About half-way through, I decided it might be a good idea to post my responses. Because hey, if I'm working to help them, I might as well share it with my friends out in the library systems world So here are a few choice quotes from the comments section of the survey...
In response to a question about the "ease of use" of EZProxy
Nothing that requires configuration via a text file can be classed as "easy to use" these days.
When asked why I scored satisfaction lower than the maximum
The sluggishness to adopt current encryption protocols, and the unwillingness to use dynamically linked libraries, is a major black mark against the product.
What one thing would I change about EZProxy
I would change the license to be an open source (GPL v3 or Apache 2.0) licence. OCLC could still derive revenue from providing hosted solutions and as the well-known trusted name being the product, but small segments of the community could vet the code and contribute enhancements that meet their needs (that they have been asking for without success for years now).
After being asked about the importance of five possible enhancements, three of which reflected a tighter integration with WorldShare services
(roughly) This is why I don't like the proprietary revenue model for the 6.x series--you're investing the revenue in shoring up your WorldShare offerings with features that are not useful to the customers that do not use the WorldShare platform.
Thursday, October 29. 2015
I had fun today. A colleague in Computer Science has been giving his C++ students an assignment to track down an article that is only available in print in the library. When we chatted about it earlier this year, I suggested that perhaps he could bring me in as a speaker to introduce the students to their liaison librarian. It was also my chance to get my foot further into the door with the faculty in the program, as well.

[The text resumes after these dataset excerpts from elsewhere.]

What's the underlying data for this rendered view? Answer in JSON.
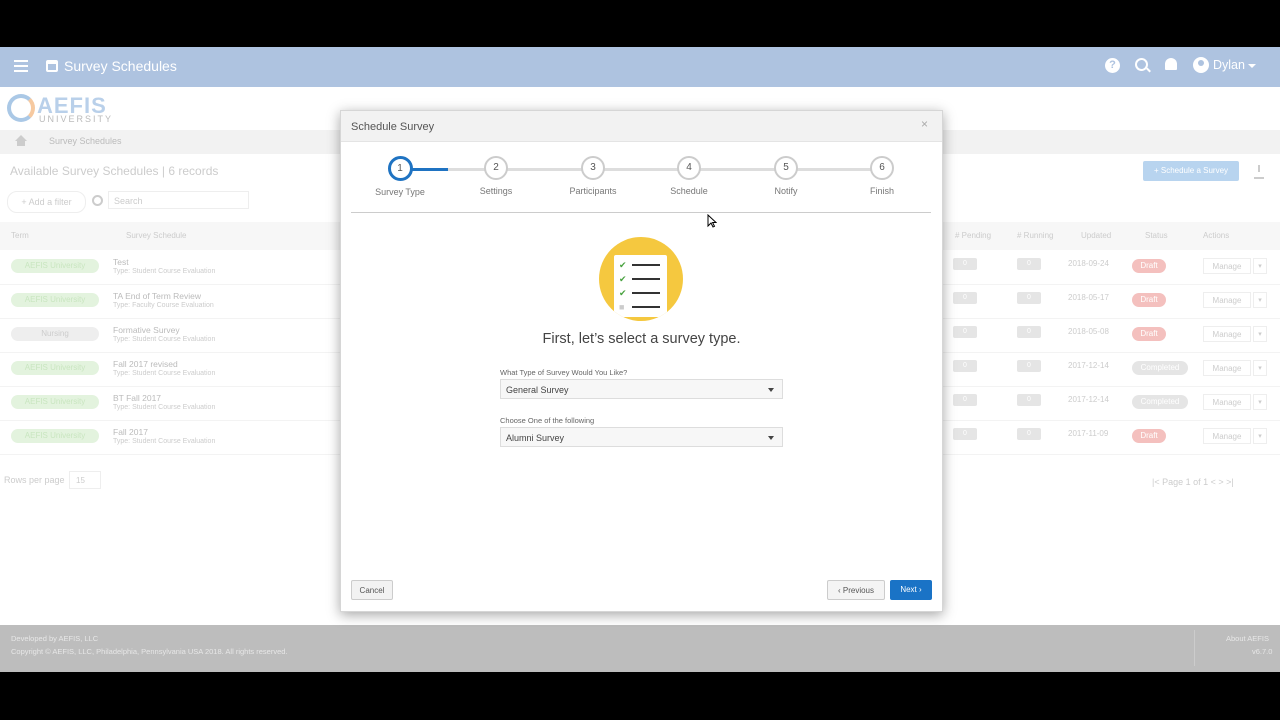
{
  "topbar": {
    "title": "Survey Schedules",
    "user": "Dylan",
    "help": "?"
  },
  "logo": {
    "name": "AEFIS",
    "sub": "UNIVERSITY"
  },
  "breadcrumb": {
    "current": "Survey Schedules"
  },
  "list": {
    "heading": "Available Survey Schedules",
    "count": "| 6 records",
    "schedule_button": "+ Schedule a Survey",
    "add_filter": "+ Add a filter",
    "search_placeholder": "Search",
    "columns": [
      "Term",
      "Survey Schedule",
      "# Pending",
      "# Running",
      "Updated",
      "Status",
      "Actions"
    ],
    "rows": [
      {
        "term": "AEFIS University",
        "name": "Test",
        "type": "Type: Student Course Evaluation",
        "updated": "2018-09-24",
        "status": "Draft"
      },
      {
        "term": "AEFIS University",
        "name": "TA End of Term Review",
        "type": "Type: Faculty Course Evaluation",
        "updated": "2018-05-17",
        "status": "Draft"
      },
      {
        "term": "Nursing",
        "name": "Formative Survey",
        "type": "Type: Student Course Evaluation",
        "updated": "2018-05-08",
        "status": "Draft"
      },
      {
        "term": "AEFIS University",
        "name": "Fall 2017 revised",
        "type": "Type: Student Course Evaluation",
        "updated": "2017-12-14",
        "status": "Completed"
      },
      {
        "term": "AEFIS University",
        "name": "BT Fall 2017",
        "type": "Type: Student Course Evaluation",
        "updated": "2017-12-14",
        "status": "Completed"
      },
      {
        "term": "AEFIS University",
        "name": "Fall 2017",
        "type": "Type: Student Course Evaluation",
        "updated": "2017-11-09",
        "status": "Draft"
      }
    ],
    "pill_value": "0",
    "manage_label": "Manage",
    "rows_per_page_label": "Rows per page",
    "rows_per_page": "15",
    "pager": "|< Page 1 of 1 < > >|"
  },
  "footer": {
    "developed": "Developed by AEFIS, LLC",
    "copyright": "Copyright © AEFIS, LLC, Philadelphia, Pennsylvania USA 2018. All rights reserved.",
    "about": "About AEFIS",
    "version": "v6.7.0"
  },
  "modal": {
    "title": "Schedule Survey",
    "close": "×",
    "steps": [
      {
        "num": "1",
        "label": "Survey Type"
      },
      {
        "num": "2",
        "label": "Settings"
      },
      {
        "num": "3",
        "label": "Participants"
      },
      {
        "num": "4",
        "label": "Schedule"
      },
      {
        "num": "5",
        "label": "Notify"
      },
      {
        "num": "6",
        "label": "Finish"
      }
    ],
    "heading": "First, let’s select a survey type.",
    "field1_label": "What Type of Survey Would You Like?",
    "field1_value": "General Survey",
    "field2_label": "Choose One of the following",
    "field2_value": "Alumni Survey",
    "cancel": "Cancel",
    "previous": "‹ Previous",
    "next": "Next ›"
  },
  "colors": {
    "primary": "#1a73c6",
    "topbar": "#aec3e0",
    "illustration": "#f5c83f"
  }
}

But when I started putting together the supporting materials, I realized that the class was more than half way through the year and that a standard instructional session might be a little low-energy for them. I wanted to do something that would be memorable. And I had just read The Martian by Andy Weir over the weekend, and our campus had just had a visit from Chris Hadfield a few weeks ago, so I thought that delivering a narrative in the style of The Martian might work.
Without further ado, I give you:
The Librarian: an intro for COSC 2947 (C++) Open the Speaker Notes to follow the narrative!

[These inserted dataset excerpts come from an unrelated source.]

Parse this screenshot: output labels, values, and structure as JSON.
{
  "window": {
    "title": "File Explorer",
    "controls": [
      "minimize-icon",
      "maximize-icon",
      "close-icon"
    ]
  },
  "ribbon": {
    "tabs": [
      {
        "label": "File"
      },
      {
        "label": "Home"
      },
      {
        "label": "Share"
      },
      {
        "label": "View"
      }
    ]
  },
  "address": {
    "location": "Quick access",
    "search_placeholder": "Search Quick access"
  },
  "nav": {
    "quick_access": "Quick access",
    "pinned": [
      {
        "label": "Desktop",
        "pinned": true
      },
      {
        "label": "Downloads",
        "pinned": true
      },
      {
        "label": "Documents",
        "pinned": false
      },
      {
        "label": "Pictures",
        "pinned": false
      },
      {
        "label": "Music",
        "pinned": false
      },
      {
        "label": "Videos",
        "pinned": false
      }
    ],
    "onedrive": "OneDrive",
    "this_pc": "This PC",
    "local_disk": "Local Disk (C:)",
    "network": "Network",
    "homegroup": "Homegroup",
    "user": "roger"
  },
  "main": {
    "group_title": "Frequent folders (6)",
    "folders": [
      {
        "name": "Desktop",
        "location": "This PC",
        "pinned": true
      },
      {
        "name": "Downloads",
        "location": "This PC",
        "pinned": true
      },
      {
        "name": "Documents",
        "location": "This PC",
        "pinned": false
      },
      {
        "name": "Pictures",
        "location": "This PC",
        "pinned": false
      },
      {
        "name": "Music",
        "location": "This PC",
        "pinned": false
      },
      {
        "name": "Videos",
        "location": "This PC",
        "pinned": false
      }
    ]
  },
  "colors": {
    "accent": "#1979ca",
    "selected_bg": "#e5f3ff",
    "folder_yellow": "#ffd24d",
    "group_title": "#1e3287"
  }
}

The students were chuckling throughout the presentation, so I think I achieved my goals of increasing the energy level, presenting the material as something memorable, and introducing myself as someone approachable. Or at least giving the impression that I try to have a sense of humour.
As an aside, I'm kicking myself for using Google Slides instead of reveal.js. It's so much easier working with HTML + images instead of a browser-driven proprietary Flash-using-when-it-can mess. It is what it is, however.